Downsizing My Flickr Library to the Free Tier
My Flickr photos account was a fun snapshot in time when I worked at Yahoo and before mobile phone cameras took over. This week I used AI to create a couple of scripts to help me get back down to the free account limit. Here's a quick explanation of the process I followed along with a few Flickr memories.
My time with Flickr
I started using Flickr in late 2004 which was just prior to their acquisition by Yahoo in spring 2005. (I worked at Yahoo - not on Flickr - from 2004 to 2011).
Here's a summary dashboard of my Flickr uploads (courtesy of Claude):

I think I had used other photo sharing sites like Yahoo! Photos and later Google Photos, but Flickr was great for several reasons:
- All of the social aspects were there including groups to join, people to follow, photos to favorite and comment on
- It had simple but useful controls for posting family or private photos
- Tags were quite popular
- Search combined with content licensing made it easy for people to use your photos in different contexts
- It was the first site I recall that clearly showed the camera model and settings front and center
- It was part of Yahoo :)
This was my first exposure to the Creative Commons license.
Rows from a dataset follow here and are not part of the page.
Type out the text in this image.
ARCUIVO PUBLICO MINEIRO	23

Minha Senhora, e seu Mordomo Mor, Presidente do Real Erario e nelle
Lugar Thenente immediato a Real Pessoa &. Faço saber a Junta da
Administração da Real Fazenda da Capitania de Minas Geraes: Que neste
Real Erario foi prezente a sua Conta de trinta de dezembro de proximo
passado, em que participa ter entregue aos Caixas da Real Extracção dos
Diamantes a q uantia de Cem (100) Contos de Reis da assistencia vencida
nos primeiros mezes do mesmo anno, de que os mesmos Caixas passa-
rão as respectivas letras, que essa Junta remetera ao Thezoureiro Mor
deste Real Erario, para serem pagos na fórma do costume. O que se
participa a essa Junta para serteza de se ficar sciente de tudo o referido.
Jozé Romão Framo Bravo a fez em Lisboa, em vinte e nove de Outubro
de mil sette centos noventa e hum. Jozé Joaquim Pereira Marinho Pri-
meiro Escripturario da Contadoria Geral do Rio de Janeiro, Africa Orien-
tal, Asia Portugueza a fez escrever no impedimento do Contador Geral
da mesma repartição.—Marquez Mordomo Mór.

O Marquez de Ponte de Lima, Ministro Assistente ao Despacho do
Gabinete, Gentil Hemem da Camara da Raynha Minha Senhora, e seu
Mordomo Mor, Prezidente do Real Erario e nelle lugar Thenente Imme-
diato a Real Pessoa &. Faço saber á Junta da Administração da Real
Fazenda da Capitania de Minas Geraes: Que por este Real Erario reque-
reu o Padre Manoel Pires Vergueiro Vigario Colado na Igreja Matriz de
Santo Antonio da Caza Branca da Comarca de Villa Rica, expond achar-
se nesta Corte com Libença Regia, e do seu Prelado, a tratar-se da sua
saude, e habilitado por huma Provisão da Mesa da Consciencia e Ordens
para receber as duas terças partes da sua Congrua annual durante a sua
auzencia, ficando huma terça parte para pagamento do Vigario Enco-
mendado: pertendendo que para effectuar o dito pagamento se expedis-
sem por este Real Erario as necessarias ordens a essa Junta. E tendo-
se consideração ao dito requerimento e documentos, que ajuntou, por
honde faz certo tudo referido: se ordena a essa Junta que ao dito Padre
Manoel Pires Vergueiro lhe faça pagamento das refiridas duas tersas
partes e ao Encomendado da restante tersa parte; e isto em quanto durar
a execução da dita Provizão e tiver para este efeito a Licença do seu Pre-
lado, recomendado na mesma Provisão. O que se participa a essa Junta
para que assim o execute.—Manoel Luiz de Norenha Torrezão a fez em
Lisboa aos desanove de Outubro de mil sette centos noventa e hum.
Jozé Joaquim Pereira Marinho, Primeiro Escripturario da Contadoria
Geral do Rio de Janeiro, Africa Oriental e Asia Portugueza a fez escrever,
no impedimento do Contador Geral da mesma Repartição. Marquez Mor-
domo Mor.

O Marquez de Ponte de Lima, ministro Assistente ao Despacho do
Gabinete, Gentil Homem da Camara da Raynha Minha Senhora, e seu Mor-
I marked all my public photos with the permissive CC BY license which in summary means:
This license enables reusers to distribute, remix, adapt, and build upon the material in any medium or format, so long as attribution is given to the creator. The license allows for commercial use. CC BY includes the following elements: Credit must be given to the creator.
With the CC license in place, it was fun to see all the places my photos would be used. I have a bunch that people have used on Wikipedia, including this one on Taylor Swift's page visiting the Yahoo campus in 2007 promoting her debut album (full album on Flickr):

Here are a few more fun ones: a remote with the Netflix button (my #1 most viewed photo), my 1997 Dodge Ram just after I got it repainted, and racer Robby Gordon signing an autograph for my wife at a Phoenix race:



A long time ago I set up a Google Alert for my name and when people used an image and properly gave me credit, I'd get a hit. This Coast Guard boat was a popular one for news articles describing any kind of rescue:

I even had a few people contact me for specific permission, including my Scantron image being included in Scott Berkun's How Design Makes the World book which came out in 2020:

Flickr download scripts
Now to today's problem: I had a Flickr paid (Pro) plan for quite a while but dropped back to Free at some point when I was less active. Since the Free plan limits were tightened up in 2022, I've been getting periodic reminder emails reminding me I was over the limit:
Reminder: Some of your photos are at risk of deletion.
This is a reminder that your account is still in violation of Flickr’s free account limits. Photo deletions are underway, so now is the time to act to protect your photos.
As of November 3, 2025 you have 1393 uploads to your free account. The current limit is 1,000 uploads for free accounts. As soon as possible, please subscribe to Flickr Pro OR download excess non-public photos and remove them from your Flickr account
The Free account limits I was exceeding were: 1) having more than 50 non-public photos; and 2) more than 1000 photos in total. The new pricing structure seems fair to me. The Pro level account is a pretty good deal if you use it a lot - currently $82/year for unlimited photos and a bunch of other benefits. The 1000 photo limit is still a lot, and in spite of the warning emails I never did lose any of my content. But since I really don't use the site much any more, it made sense to prune my uploaded photos, including all the private and friends/family ones.
Earlier this year Flickr changed the API key policies such that only Pro accounts can create and use API keys. My workaround was to raise my subscription from Free to Pro for a month (similar to what I needed to do when closing out my Evernote free account).
With Claude Code ready to help, I created a set of scripts that use the Flickr API to help manage my content:
- Backup - download a mirror backup of all photos, including photo metadata and organized into album folders
- Stats - find and view the most popular photos
- Stats CSV - download all the interesting metadata for all photos (this is what I used to create the dashboard at the top of the post)
For all of these scripts, Claude Code did quite well. I really didn't make any edits myself but just relied on prompting to adjust the scripts including adding a retry mechanism and gracefully handling rate-limiting responses.
Once I had everything backed up, I used the Flickr Batch Organize feature to remove all the private albums and prune a bunch of less interesting photos. The Organize feature is kind of old school like most of Flickr, but it works quite well.
The result: I backed up my whole photostream, removed all my non-public images, and reduced the overall count from 1400 down to 750 (all under the Free limit). Next I returned my account to the Free level and now I'm all set!
All the source code for this project is on GitHub: bcantoni/flickrbackup.
An easier way
Part way through this project I realized / remembered that Flickr has support for viewing and downloads stats and for downloading all your photos.
This was still a fun experiment to build a script that uses the API directly. If you were an active Flickr user you could automate a lot of your photo workflows with the API.